The story starts with a daughter confessing to a priest about her ‘unnatural dreams’, when actually they are the nightmarish reality of her parents arguing (and eventual murder/death) that she becomes paralyzed for. The next three parts focus on the mother (murderer), father (adulterer/deceased), and mistress (hopelessly in love). Finally, the fifth part goes back to the daughters perspective in far future events. It’s all dialogue from her aunt, who, in old age, confesses that her mother attracted many men, but in order to trap her father into a marriage, she slept with another man to get pregnant. She later revealed this pregnancy to her father when he comes back from travels, and claims that it is his, in order for him to rush a marriage with her.

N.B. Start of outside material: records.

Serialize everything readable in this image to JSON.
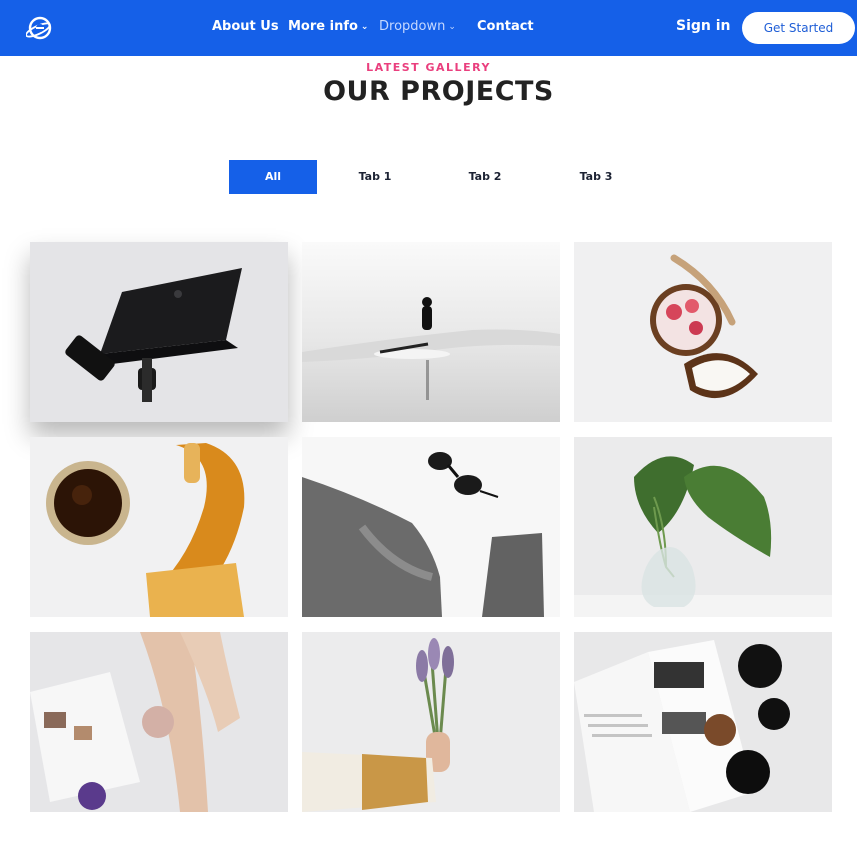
{
  "navbar": {
    "logo_icon": "orbit-logo-icon",
    "links": [
      {
        "label": "About Us",
        "dropdown": false
      },
      {
        "label": "More info",
        "dropdown": true
      },
      {
        "label": "Dropdown",
        "dropdown": true
      },
      {
        "label": "Contact",
        "dropdown": false
      }
    ],
    "signin_label": "Sign in",
    "cta_label": "Get Started"
  },
  "section": {
    "eyebrow": "LATEST GALLERY",
    "title": "OUR PROJECTS"
  },
  "tabs": [
    {
      "label": "All",
      "active": true
    },
    {
      "label": "Tab 1",
      "active": false
    },
    {
      "label": "Tab 2",
      "active": false
    },
    {
      "label": "Tab 3",
      "active": false
    }
  ],
  "gallery": [
    {
      "subject": "black laptop, phone and watch"
    },
    {
      "subject": "surfer on misty sea"
    },
    {
      "subject": "coconut bowl with strawberries"
    },
    {
      "subject": "honey jar and honeycomb"
    },
    {
      "subject": "grey sweater and sunglasses"
    },
    {
      "subject": "leaf in glass vase"
    },
    {
      "subject": "person reading magazine in bed"
    },
    {
      "subject": "lavender bouquet in hand"
    },
    {
      "subject": "open magazine with teapot and nuts"
    }
  ],
  "colors": {
    "brand": "#1560e8",
    "accent": "#ea3f7e",
    "text": "#222222"
  }
}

I wanted to briefly summarize The Broken Web for my blog post because each part is like a new story, but yet it all collides in the end to become one larger story. Part I is (mostly) told in third person POV, but focuses on the inner monologue and feelings of the priest. Same goes for the next two parts, but it focuses on the father and mistresses’ relationship. Finally, in the last two parts, we gather a better understanding of the wife/mother, who is a complex and insecure woman that gets pushed to her limits, ultimately resulting in her committing homicide. The switch in how the story is narrated causes readers to sympathize with all the characters to (at least) some degree. I think this was the author’s purpose, because every human has had some kind of event happen to them that pushes them to do bad things. The mistress wasn’t a villain, and neither was the father or mother, even though they all did terrible things for their own gain.
One of the themes I picked out amongst the stories in The Moths book was Viramontes’ attention to nature and architecture. She is intricately linking the environments both natural and manmade to develop the spiritual relation within a particular character or between multiple characters. This is not just a writer’s way of symbolism but also a framework by Chicana and African/American womanists alike. This womanist framework is coined as ecowomanist and interlinks the spiritual epistemology with the feminist knowledge of existing in a world where patriarchal social dynamics and hegemonic institutional systems are dominant oppressive forces. In the first story “The Moths” this was evident by the imagery created in the description of Abuelita’s porch as it was “shielded by the vines of the chayote” (p. 4) because the vines created a barrier to the outside world keeping this home safe and sacred for multiple generations of women. This imagery is even more potent because of the way Viramontes writes it as a sensory flashback while the narrator is sitting at a chapel looking at “the coolness of the marble pillars and the frozen statues with blank eyes” (p.3). The coldness of this institutional religion is why the narrator feels spiritually disconnected from it. Throughout the story, she reiterates numerous ways that she labors the land and her Abuelita’s body tending to the land and reciprocating care to the woman who has nurtured her she finally cries again at the end of the story expressing both sadness at the passage of her grandmother but also the spiritual rebirth of herself.